FSHD has a form called Infantile FSHD (IFSHD) with onset in infancy or early childhood. IFSHD is a more severe course of adult-onset FSHD1. What makes the disease more severe has not yet been determined, but patients tend to have larger deletions in D4Z4. Patients should be screened for hearing loss (high-frequency bilateral sensorineural) and vision problems (Coats’ disease and retinal telangiectasis). Seizures have been documented in IFSHD. It is estimated to account for 5-10 percent of all FSHD cases. The FSHD Society supports an international study of iFSHD. Download our Early-onset (infantile) FSHD Fact Sheet.
The online database Online Mendelian Inheritance in Man (OMIM), developed and maintained by the National Center for Biotechnology Information (NCBI), is an excellent source for further information on the science and medicine of infantile facioscapulohumeral muscular dystrophy.
You can also read more about IFSHD research below.
O. Brouwer et al. in the Netherlands defined early-onset FSHD (IFSHD) as follows:
- Signs or symptoms of facial weakness before age five.
- Signs or symptoms of shoulder girdle weakness before age 10.
They showed the same broad range of clinical signs and symptoms as can be seen normally in FSHD. In 7 patients Southern blotting with p13E-11 was performed which showed an abnormal EcoRI fragment (13-22 kb) in 6 of them. “We conclude that early onset FSHD does not differ from regular FSHD clinically or genetically,” the authors write. “However, the precise mechanisms involved in the extensive clinical variability of the disease are still unknown.”

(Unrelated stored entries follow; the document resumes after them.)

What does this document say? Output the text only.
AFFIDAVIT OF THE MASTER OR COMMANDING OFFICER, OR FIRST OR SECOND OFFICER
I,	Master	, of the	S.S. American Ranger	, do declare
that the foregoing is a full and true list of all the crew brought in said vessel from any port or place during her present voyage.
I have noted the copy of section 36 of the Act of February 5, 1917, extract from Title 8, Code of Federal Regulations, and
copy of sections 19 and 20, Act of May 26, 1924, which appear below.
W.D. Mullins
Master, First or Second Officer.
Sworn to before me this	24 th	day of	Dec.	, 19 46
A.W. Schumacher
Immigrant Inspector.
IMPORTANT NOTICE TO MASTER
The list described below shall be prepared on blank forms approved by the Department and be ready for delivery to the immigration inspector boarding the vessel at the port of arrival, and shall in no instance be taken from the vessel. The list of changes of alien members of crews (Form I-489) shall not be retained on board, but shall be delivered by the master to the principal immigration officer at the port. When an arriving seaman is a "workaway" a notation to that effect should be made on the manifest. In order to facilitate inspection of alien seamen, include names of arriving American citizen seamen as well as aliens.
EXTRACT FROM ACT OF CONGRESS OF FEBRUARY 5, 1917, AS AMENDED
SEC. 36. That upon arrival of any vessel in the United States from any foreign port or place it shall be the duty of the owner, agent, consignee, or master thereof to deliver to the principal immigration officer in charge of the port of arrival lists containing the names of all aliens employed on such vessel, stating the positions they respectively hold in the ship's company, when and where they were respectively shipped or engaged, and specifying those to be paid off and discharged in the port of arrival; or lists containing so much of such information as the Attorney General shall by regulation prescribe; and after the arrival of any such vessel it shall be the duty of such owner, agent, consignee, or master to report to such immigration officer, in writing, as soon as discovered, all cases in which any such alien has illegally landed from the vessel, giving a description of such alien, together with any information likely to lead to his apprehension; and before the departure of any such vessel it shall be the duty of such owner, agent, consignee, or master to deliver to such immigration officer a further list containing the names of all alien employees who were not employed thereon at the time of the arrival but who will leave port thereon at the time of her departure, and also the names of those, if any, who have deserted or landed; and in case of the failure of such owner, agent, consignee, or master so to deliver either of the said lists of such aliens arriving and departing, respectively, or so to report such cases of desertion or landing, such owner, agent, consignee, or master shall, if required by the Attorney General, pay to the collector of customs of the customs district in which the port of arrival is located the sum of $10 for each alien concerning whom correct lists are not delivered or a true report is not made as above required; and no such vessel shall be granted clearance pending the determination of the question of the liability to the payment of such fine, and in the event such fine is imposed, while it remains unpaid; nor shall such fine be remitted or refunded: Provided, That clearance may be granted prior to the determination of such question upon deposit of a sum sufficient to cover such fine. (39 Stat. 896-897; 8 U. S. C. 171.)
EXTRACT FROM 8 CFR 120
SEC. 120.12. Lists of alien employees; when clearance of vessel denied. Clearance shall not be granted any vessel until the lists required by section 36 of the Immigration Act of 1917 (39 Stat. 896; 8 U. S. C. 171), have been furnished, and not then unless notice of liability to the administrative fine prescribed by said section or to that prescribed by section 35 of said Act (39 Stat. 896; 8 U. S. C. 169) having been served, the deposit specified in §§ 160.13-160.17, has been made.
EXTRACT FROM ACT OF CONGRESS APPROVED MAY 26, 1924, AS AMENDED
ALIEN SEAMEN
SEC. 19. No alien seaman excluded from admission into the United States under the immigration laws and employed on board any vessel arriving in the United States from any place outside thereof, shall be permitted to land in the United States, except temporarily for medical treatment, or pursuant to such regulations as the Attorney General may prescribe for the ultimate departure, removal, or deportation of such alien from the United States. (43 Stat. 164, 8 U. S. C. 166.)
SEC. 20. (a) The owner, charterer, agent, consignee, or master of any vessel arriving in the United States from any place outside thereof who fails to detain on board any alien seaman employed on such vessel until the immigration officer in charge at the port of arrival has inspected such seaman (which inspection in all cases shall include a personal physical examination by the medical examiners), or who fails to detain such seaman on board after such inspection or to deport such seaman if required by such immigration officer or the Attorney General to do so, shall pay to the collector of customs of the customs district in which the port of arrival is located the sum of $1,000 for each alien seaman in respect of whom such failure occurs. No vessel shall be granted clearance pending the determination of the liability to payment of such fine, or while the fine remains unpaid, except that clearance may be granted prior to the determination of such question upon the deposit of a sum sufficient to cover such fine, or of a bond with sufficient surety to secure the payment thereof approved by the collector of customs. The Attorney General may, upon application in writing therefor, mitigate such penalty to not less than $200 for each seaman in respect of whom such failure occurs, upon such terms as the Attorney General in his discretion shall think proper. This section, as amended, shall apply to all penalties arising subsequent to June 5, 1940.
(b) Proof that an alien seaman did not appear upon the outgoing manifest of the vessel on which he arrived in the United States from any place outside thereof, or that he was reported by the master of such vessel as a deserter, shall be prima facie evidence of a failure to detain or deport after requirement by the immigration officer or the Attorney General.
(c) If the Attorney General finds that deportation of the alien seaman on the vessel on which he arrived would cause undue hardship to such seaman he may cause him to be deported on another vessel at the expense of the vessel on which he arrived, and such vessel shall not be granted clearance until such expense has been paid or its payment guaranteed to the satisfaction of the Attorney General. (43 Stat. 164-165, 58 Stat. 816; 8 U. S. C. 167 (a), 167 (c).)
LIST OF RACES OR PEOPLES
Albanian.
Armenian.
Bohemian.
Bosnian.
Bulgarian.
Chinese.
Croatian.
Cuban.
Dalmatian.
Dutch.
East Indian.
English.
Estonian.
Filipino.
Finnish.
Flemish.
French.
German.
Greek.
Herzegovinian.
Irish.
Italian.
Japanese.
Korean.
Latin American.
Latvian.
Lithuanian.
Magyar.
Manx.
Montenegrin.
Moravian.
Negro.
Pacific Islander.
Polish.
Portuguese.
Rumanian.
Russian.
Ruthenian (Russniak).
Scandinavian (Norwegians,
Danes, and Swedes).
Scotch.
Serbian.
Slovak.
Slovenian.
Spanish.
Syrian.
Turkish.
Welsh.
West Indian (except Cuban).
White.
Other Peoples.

Jardine et al. in the United Kingdom reported that patients with de novo 4q35 deletions tend to have larger deletions than familial cases, and also to have more severe disease. The mean age at onset of this population was 6.8 years, 30 percent used a wheelchair before 18 years of age, and three had congenital facial diplegia and sensorineural deafness. This age at wheelchair use contrasts sharply with the overall statistics reporting that 20 percent of FSHD patients require a wheelchair by age 50.
Arahata et al. in Japan analyzed the data from 78 independent families with 4q35 FSHD. They found that 16-17 percent of the patients had early-onset disease. Approximately one-half of these had EcoRI fragments of less than 11 kb, the smallest fragments. All of the patients with these smallest fragments had early-onset disease. In Japan, 50 percent of the small fragment group of patients also had epilepsy, and almost 90 percent had mental retardation.
Korf et al. reported six patients with facial diplegia occurring in the first year. All had severe progressive disability prior to adolescence. In Deymeer’s Neuromuscular Diseases from Basic Mechanism to Clinical Management, Lunt writes in his chapter “Facioscapulohumeral Muscular Dystrophy Diagnostic and Molecular Aspects” that “In more severe infantile onset cases, facial weakness is the earliest and most prominent sign. Thus, the infant may show little or no facial expression, appearing unable to smile, and may be initially misdiagnosed as having Mobius syndrome. Pelvic girdle weakness in the most severe cases can be prominent by age 10 years, leading to consideration of Xp2l or limb girdle types of muscular dystrophy, but unlike these conditions, FSHD is still characterized by an even greater degree of shoulder girdle weakness rather than pelvic weakness.
FSHD is inevitably progressive, and an overall 20 percent of patients require a wheelchair by the fifth decade, although this can be required before age 20 years in many of the most severe new mutation cases.” This might suggest that very early-onset FSHD patients are more likely to have de novo mutations and that the clinical manifestations may include congenital facial diplegia, congenital deafness, mental retardation, or seizures. These patients are likely to require wheelchairs in childhood.
Some new ideas, definitions, and criteria being put forth by researchers working on IFSHD are:
- Clinically severe FSHD; patients who report needing a wheelchair greater than 50 percent of the time by age 18 years; and
- Those predicted to have severe FSHD; those patients with EcoRI fragments smaller than 15 kb. This is a conservative value and is expected to identify patients with a milder phenotype in addition to the more severe. This corresponds to roughly three or fewer residual 3.3 kb repeats.